One of the most important elements to the theory of evolution is mutations. Since man, plants, fly and worm have all evolved from the same source, why are there no links found in fossils which prove this is so? It could be that we have not found such links yet, but as science dictates we clearly have no evidence to support the half-human/half-ape concept. There are no fossils of any such creature in any science lab or museum. All we have at our disposal is a theory coupled with all these different life-forms that we actually say are linked through evolution.
Some Problems to Consider
1. Gregor Mendel himself showed that the theory of evolution needs to be looked at more closely.
2. No mutations have ever been observed which are beneficial to an organism.
3. Mutations are not really controllable. They are random, without focus and can be extremely damaging to the organism and its offspring.
These are important points for the reader to consider if he or she believes the theory of evolution is a fact. It is not a fact, it is just an extremely good theory. The theory of organic evolution is unfounded in many aspects. Organic evolution has never been observed. Let’s start at the beginning and work our way through this so that we get a better understanding of mutations.
Spontaneous generation of life from dead matter or nonliving matter has never been seen nor has it been performed. We cannot bring the dead back to life, nor do mountains full of every material known to man under every condition known to man produce from themselves living matter. Life appears to only come from other living things. A rock does not mutate into a living creature and neither does a jar full of dead animal tissue. Biogenetics is the actual study of this topic and is taught in universities.
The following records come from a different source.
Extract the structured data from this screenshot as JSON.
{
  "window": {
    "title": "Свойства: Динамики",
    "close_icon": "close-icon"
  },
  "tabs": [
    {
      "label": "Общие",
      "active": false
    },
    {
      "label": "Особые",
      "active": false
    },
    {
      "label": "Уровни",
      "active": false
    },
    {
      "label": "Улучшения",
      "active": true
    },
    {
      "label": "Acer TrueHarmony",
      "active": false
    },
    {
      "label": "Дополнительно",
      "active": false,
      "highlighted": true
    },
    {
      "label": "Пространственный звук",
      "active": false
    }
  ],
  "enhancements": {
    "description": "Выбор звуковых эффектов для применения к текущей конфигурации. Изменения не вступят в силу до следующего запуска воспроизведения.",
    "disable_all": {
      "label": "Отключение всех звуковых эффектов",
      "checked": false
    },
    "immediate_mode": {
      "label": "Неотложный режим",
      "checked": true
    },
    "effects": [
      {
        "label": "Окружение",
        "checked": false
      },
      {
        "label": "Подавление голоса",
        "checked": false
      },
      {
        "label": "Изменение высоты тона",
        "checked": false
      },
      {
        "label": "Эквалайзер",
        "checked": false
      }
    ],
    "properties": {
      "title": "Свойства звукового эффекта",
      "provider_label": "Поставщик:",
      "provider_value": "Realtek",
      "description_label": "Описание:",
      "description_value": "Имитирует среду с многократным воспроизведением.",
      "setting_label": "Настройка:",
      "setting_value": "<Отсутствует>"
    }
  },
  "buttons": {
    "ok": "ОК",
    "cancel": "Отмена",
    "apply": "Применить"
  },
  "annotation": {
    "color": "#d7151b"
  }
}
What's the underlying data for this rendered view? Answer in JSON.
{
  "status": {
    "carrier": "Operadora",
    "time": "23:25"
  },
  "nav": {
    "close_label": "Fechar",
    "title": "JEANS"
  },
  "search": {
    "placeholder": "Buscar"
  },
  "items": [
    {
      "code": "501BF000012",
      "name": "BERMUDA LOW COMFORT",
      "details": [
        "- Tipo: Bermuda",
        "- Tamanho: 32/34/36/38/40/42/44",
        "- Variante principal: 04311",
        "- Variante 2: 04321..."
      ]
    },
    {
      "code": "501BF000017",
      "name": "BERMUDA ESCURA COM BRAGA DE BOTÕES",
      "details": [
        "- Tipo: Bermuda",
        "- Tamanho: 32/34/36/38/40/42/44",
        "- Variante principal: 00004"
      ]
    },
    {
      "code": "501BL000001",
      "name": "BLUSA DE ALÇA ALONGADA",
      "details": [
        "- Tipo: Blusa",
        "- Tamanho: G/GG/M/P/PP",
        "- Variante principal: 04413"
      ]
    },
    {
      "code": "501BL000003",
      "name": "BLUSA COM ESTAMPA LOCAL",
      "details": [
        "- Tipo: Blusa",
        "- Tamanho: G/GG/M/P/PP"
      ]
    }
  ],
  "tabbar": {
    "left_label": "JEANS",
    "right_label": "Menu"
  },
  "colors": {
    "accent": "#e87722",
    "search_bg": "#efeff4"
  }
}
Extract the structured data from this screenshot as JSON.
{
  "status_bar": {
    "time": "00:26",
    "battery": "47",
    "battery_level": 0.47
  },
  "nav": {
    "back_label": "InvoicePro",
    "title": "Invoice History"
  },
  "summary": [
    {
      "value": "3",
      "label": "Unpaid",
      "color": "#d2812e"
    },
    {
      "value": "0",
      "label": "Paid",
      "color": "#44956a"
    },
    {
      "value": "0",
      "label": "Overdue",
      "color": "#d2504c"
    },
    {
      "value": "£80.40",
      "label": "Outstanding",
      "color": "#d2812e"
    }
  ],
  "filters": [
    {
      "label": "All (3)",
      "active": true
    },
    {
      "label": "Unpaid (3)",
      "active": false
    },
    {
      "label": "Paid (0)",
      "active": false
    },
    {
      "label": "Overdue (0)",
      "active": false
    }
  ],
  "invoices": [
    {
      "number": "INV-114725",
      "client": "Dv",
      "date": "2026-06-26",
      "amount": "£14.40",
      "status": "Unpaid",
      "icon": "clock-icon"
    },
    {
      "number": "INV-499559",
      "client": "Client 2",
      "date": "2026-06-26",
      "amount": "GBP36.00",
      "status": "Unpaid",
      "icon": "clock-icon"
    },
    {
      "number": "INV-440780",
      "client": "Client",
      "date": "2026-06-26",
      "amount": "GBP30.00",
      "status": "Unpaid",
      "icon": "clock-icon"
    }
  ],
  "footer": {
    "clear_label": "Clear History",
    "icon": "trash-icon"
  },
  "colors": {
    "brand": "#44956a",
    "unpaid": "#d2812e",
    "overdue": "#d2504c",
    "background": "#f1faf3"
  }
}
The most famous experiment attempt to prove whether or not life could be created from chemicals was carried out in 1953 by Stanley L. Miller and Harold C. Urey, working at the University of Chicago. The experiment has since been known as the Miller/Urey experiment. Miller obtained molecules which were thought to be the major parts of the early Earth’s atmosphere and put them into a closed system. The experiment produce amino acids and these are the basics of DNA. However there are still many questions that need to be asked and the Miller/Urey experiment is still a far cry from developing life from chemicals in a test tube. They did not create DNA nor has anyone managed to do so in the lab using these environmental experiments. At the moment we are still in the realm of biogenetics whereby life is producible only from other living organisms and not dead matter. However we do know that the possibility of DNA developing from amino acids MAY occur and this is how we currently explain the model of life evolving from dead matter, although we must remember that this has never been proven or observed in the lab.